Updated on by Daniel Twigg
The 10-Minute Build is the gold standard for getting what, in Agile/Scrum, we call Fast Feedback. With the click of a button, you should be able to build your software, run comprehensive automated tests, and deploy to a testing environment.
This matters. It allows the team to “fail fast”.
Agile/Scrum emphasises the importance of feedback loops, for example, our Daily Scrums and Sprints. These ceremonies provide rapid information to the Team as to the status of User Stories, and, hence, the progress of the product. Adding a 10-Minute Build to your toolkit can greatly enhance the speed of information and the acceptance of User Stories.
When a Feature or User Story can be put in front of the Product Owner and stakeholders within minutes, feedback, acceptance, or rejection, can be given to the team in near real-time. Agile/Scrum moves pretty fast, but our 10 Minute Build means that when Sprint Review rolls around our Stories have a higher acceptance rate. Fast Feedback has helped reduce the amount of Undone work, meaning we hit more of our targets.
Another consequence of our 10-Minute Build is that we minimise the amount of In Progress User Stories in our Sprints. Team members can often get Fast Feedback before they get too deep into other User Stories.
Any ScrumMaster will tell you that In Progress is toxic; a very common cause of failed Sprints.
Building in quality from the beginning
I’ve built and shipped a few SaaS products using Agile/Scrum, but with Cyclr this was the first “blank page” that I was able to approach as a Product Owner. Previous projects sometimes felt like Agile/Scrum was adapted for a process rather than adopted (not uncommon!). With Cyclr we invested time and effort upfront in engineering to give us:
- Continuous Integration (we use Jenkins)

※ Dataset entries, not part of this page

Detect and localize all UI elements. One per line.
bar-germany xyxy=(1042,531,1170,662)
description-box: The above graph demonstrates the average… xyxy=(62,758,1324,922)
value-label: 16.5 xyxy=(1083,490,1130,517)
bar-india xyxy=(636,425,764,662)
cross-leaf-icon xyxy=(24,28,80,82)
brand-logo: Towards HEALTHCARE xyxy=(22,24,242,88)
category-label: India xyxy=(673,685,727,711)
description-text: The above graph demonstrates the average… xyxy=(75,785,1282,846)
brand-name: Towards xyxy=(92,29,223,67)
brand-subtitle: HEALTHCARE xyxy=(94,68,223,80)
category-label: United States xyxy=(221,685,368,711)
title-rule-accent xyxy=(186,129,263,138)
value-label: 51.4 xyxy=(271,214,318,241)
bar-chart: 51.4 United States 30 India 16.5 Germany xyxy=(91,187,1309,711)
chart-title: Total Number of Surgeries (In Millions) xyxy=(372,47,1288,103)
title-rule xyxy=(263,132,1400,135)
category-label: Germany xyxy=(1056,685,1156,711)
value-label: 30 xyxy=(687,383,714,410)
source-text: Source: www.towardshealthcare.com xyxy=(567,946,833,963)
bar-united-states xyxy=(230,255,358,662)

- Automated Build (asynchronous on an AWS instance)
- Automated Deployment (we use Octopus)
Here’s our current process:
- A developer merges code to our development branch on Github
- A webhook pings Jenkins, who picks up the branch and triggers the build
- Octopus deploys the build to the development servers
- Jenkins posts a message on our /builds Slack channel announcing the deployment and build status
- Product Owner and stakeholders review the build
- High fives or real tears…
One of the biggest lessons we took from our 10 Minute Build was the need to integrate often, ensuring that a development branch didn’t drift too far. Complex merges are much more likely to snag on regression tests, meaning a higher frequency of failed builds.
If your software doesn’t have a 10-Minute Build, I definitely recommend you start to work towards one. It will tighten up your entire Agile/Scrum process and so help ensure you deliver better quality software on time.